VOD film review: Persian Lessons
James R | On 29, Jan 2021
Director: Vadim Perelman
Cast: Nahuel Pérez Biscayart, Lars Eidinger
Watch Persian Lessons online in the UK: Amazon Prime / Curzon Home Cinema / Apple TV (iTunes) / Prime Video (Buy/Rent) / Google Play / Sky Store
Movies depicting the Holocaust aren’t something to enter into lightly, for viewers or for filmmakers. Son of Saul, an astonishing and harrowing journey through a concentration camp, boldly used sound to innovative and novel yet hugely moving effect. Persian Lessons uses invention and absurd humour to a similarly bold degree, but the effect is somewhat all over the place.
Directed by Vadim Perelman (The House of Sand and Fog), it follows Gilles (Nahuel Pérez Biscayart), a Jewish man from Belgium who comes up with a desperate plan to survive after being caught trying to flee Switzerland: he trades a sandwich for a Persian book and pretends to be part-Iranian, mistakenly identified as Jewish by Nazi soldiers. His bluff is called when an SS officer, Klaus Koch (Lars Eidinger), reveals that, as a former chef, he hopes to open a restaurant in Tehran after World War II, and need someone to teach him Farsi.

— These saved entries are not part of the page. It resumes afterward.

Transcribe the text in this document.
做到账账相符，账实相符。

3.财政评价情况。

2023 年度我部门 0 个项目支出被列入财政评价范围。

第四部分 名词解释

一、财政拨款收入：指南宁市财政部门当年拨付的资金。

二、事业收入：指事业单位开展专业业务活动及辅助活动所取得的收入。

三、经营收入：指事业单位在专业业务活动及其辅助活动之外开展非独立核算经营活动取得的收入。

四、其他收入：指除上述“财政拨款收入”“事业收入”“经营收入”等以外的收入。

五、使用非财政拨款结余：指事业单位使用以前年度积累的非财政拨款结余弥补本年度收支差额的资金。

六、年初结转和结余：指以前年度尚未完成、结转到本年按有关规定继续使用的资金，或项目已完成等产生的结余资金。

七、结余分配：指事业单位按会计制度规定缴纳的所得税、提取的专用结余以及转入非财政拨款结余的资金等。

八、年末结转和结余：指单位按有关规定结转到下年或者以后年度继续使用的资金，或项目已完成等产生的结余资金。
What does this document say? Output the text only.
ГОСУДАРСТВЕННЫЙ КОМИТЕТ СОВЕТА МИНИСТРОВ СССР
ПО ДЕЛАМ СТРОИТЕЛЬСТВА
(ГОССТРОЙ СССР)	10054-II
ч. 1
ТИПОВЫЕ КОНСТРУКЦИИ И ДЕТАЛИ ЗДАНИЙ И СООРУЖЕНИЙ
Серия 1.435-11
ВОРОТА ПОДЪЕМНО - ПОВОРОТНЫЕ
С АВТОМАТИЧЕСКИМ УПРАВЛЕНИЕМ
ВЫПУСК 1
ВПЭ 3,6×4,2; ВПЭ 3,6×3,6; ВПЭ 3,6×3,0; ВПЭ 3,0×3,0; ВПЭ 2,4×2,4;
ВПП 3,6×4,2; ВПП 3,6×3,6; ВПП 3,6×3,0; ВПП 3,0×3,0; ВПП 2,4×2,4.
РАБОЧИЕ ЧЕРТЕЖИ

What ensues is a series of lessons in which Gilles – who goes by the name of Reza – teaches Koch an essentially made-up language, getting him to memorise and recite nonsense words. At this point, you might start to doubt the opening titles’ claim of the film being based on true events, and there’s certainly very little plausible about the scenario – teaching a language even when you know it is tricky enough, from conjugations to grammar, and there’s never any real sense of why Koch would actually believe him.
If that makes Persian Lessons feel like a story that’s almost incidentally hinged upon the Holocaust, the film is redeemed to some degree by its cast. Nahuel Pérez Biscayart’s performance is fantastic, and his gaunt, haunted facial expression lingers with you. And so, even as the script tries to conjure up suspenseful scenarios and misjudges its tone, Biscayart makes this an intriguing psychological drama, as his dynamic with Lars Eidinger shifts and grows. And, just at the point when the whole thing stretches its own premise to breaking point, a poignant ending brings home the human tragedy with a powerful sense of pathos. What emerges is less an effective story of survival amid history’s worst atrocity and more a fable about the importance of remembering the names of those whose lives were lost, even when the translation is muddled.
Persian Lessons is available to watch online on Amazon Prime Video as part of a Prime membership or a £5.99 monthly subscription.